5 Ways to make the best impression during a school visit

October 3, 2018

School visits are a great way to better understand an MBA program, network with students and admissions representatives, and assess the overall fit you have with the school. From participating in class visits, to sharing a meal with current students, a successful school visit can be what you need to better inform your application and demonstrate strong interest to the admissions committee. School visits, by and large, are optional, but did you know that participating in a school visit can be evaluative in nature? On one hand, a school visit help your candidacy, but it can also harm your chances with the program if you’re unprepared and an action gets taken the wrong way.

 

Here are five tips to get the most out of a school visit and to ensure that you leave a positive impression:

 

1. Do your homework and ask top-of-mind questions

Although the school visit is your opportunity to learn about the MBA program, strong candidates stand out by having conducted their basic school research prior to stepping foot on campus. Take time on your flight or train ride to the school  by browsing through the school’s website, reading through sections like the student blog, admissions FAQs, and course information. Many schools have YouTube channels filled with great content, as well as podcasts and social channels you can follow like Instagram and Facebook.

 

After you’ve done your research, jot down questions that you could not get answers to from the website. Do you want to hear more about students coming from nontraditional backgrounds?
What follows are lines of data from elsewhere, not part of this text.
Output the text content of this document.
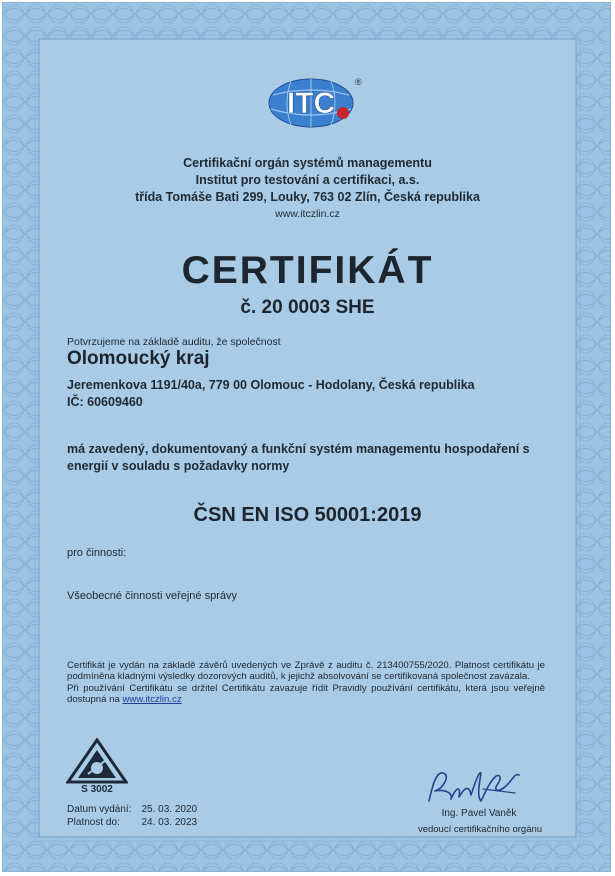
ITC
®
Certifikační orgán systémů managementu
Institut pro testování a certifikaci, a.s.
třída Tomáše Bati 299, Louky, 763 02 Zlín, Česká republika
www.itczlin.cz
CERTIFIKÁT
č. 20 0003 SHE
Potvrzujeme na základě auditu, že společnost
Olomoucký kraj
Jeremenkova 1191/40a, 779 00 Olomouc - Hodolany, Česká republika
IČ: 60609460
má zavedený, dokumentovaný a funkční systém managementu hospodaření s energií v souladu s požadavky normy
ČSN EN ISO 50001:2019
pro činnosti:
Všeobecné činnosti veřejné správy
Certifikát je vydán na základě závěrů uvedených ve Zprávě z auditu č. 213400755/2020. Platnost certifikátu je podmíněna kladnými výsledky dozorových auditů, k jejichž absolvování se certifikovaná společnost zavázala.
Při používání Certifikátu se držitel Certifikátu zavazuje řídit Pravidly používání certifikátu, která jsou veřejně dostupná na www.itczlin.cz
S 3002
Datum vydání:	25. 03. 2020
Platnost do:	24. 03. 2023
Ing. Pavel Vaněk
vedoucí certifikačního orgánu
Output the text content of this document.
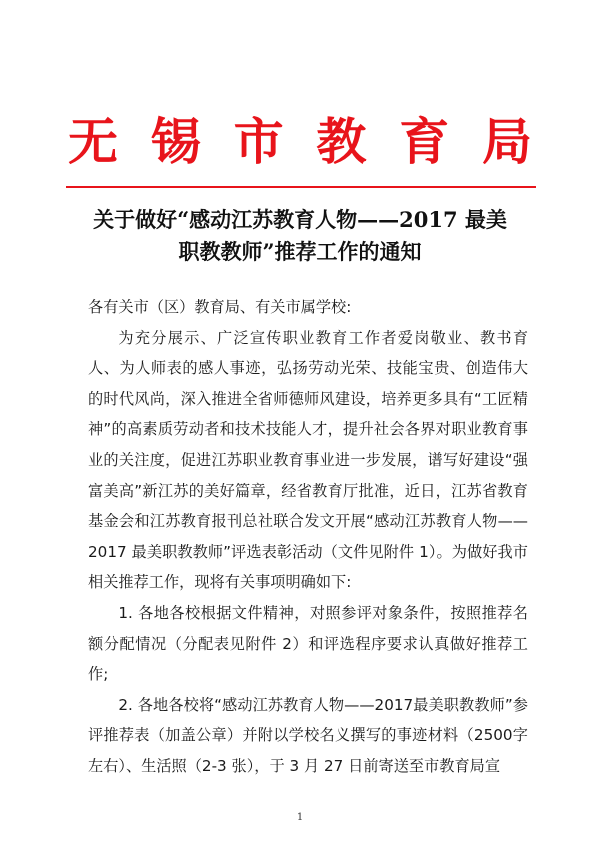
无 锡 市 教 育 局
关于做好“感动江苏教育人物——2017 最美
职教教师”推荐工作的通知

各有关市（区）教育局、有关市属学校:

为充分展示、广泛宣传职业教育工作者爱岗敬业、教书育人、为人师表的感人事迹，弘扬劳动光荣、技能宝贵、创造伟大的时代风尚，深入推进全省师德师风建设，培养更多具有“工匠精神”的高素质劳动者和技术技能人才，提升社会各界对职业教育事业的关注度，促进江苏职业教育事业进一步发展，谱写好建设“强富美高”新江苏的美好篇章，经省教育厅批准，近日，江苏省教育基金会和江苏教育报刊总社联合发文开展“感动江苏教育人物——2017 最美职教教师”评选表彰活动（文件见附件 1）。为做好我市相关推荐工作，现将有关事项明确如下:

1. 各地各校根据文件精神，对照参评对象条件，按照推荐名额分配情况（分配表见附件 2）和评选程序要求认真做好推荐工作;

2. 各地各校将“感动江苏教育人物——2017最美职教教师”参评推荐表（加盖公章）并附以学校名义撰写的事迹材料（2500字左右）、生活照（2-3 张），于 3 月 27 日前寄送至市教育局宣

1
Maybe you want to understand how the school’s location impacts the student experience? Your questions should focus more on fit and the student experience so you can leave with a stronger understanding of the program and a clear understanding of the program so you can communicate that in essays and the interview. It goes without saying that if you have specific questions about financial aid, the application, or particular classes, those are also fair to ask and get clarification from admissions representative.

 

2. Keep positive, friendly, and show interest

Business school is about your personal brand, and personal brands are best assessed when interacting with people. No one likes someone who is negative, talks badly about other schools, takes up all of the airtime, or otherwise appears not to be self-aware. What business school staff and students do like are people who are friendly, happy to be on campus, and are thoughtful in their interactions with others. In many schools, admissions representatives will document and ask students and staff about their impressions of prospective students, both good and bad - so make sure you’re on the good list and leave a positive impression!

 

3. Network and establish key contacts

Just like the world of business, networks and key contacts will help you advance. Use the school visit as an opportunity to establish key contacts, and accomplish this task by effectively networking. Prior to the visit, think through the types of contacts you need: are you interested in technology want to hear from a tech student? Are you interested in affinity groups like veterans groups, cultural groups, or diversity groups? Use these interests to seek out a student contact and follow up by getting their email information. Similarly, you want to ensure you have some form of 1:1 interaction with the admissions representative, and then follow up by sending a note via email.

 

4. Sign-up for more events, webinars, and mailing lists

Often times, business schools track your affinity with their program, including your registration and attendance during a school visit. Upon completion of the visit, sign-up for more events, whether they are online webinars or mailing lists. The more interest you show, the stronger “affinity score” you’ll have with the school.

 

5. Follow up, follow up, follow up!

In the world of business, follow up is key. Follow up shows that you’re attentive to details, timely in nature, and keen to foster relationships - all traits that fair well in career recruiting! Admissions staff often ask, “Would this student do well in front of a recruiter from one of our top companies?”, and sending a follow up is a strong signal that you would. Additionally, sending a follow up allows you to maintain a relationship and have a direct contact if you want to learn more. When you go on your school visit, consider asking for a card, or e-mail address, from students that you have meaningful conversation with, and from the admissions representative that leads the school visit, or that you had met with. Send a prompt email follow up thanking them for their time and sharing something that you learned and liked about the program. Many students have physical mailboxes, so consider leaving a hand written note for a student host or students you meet during lunch.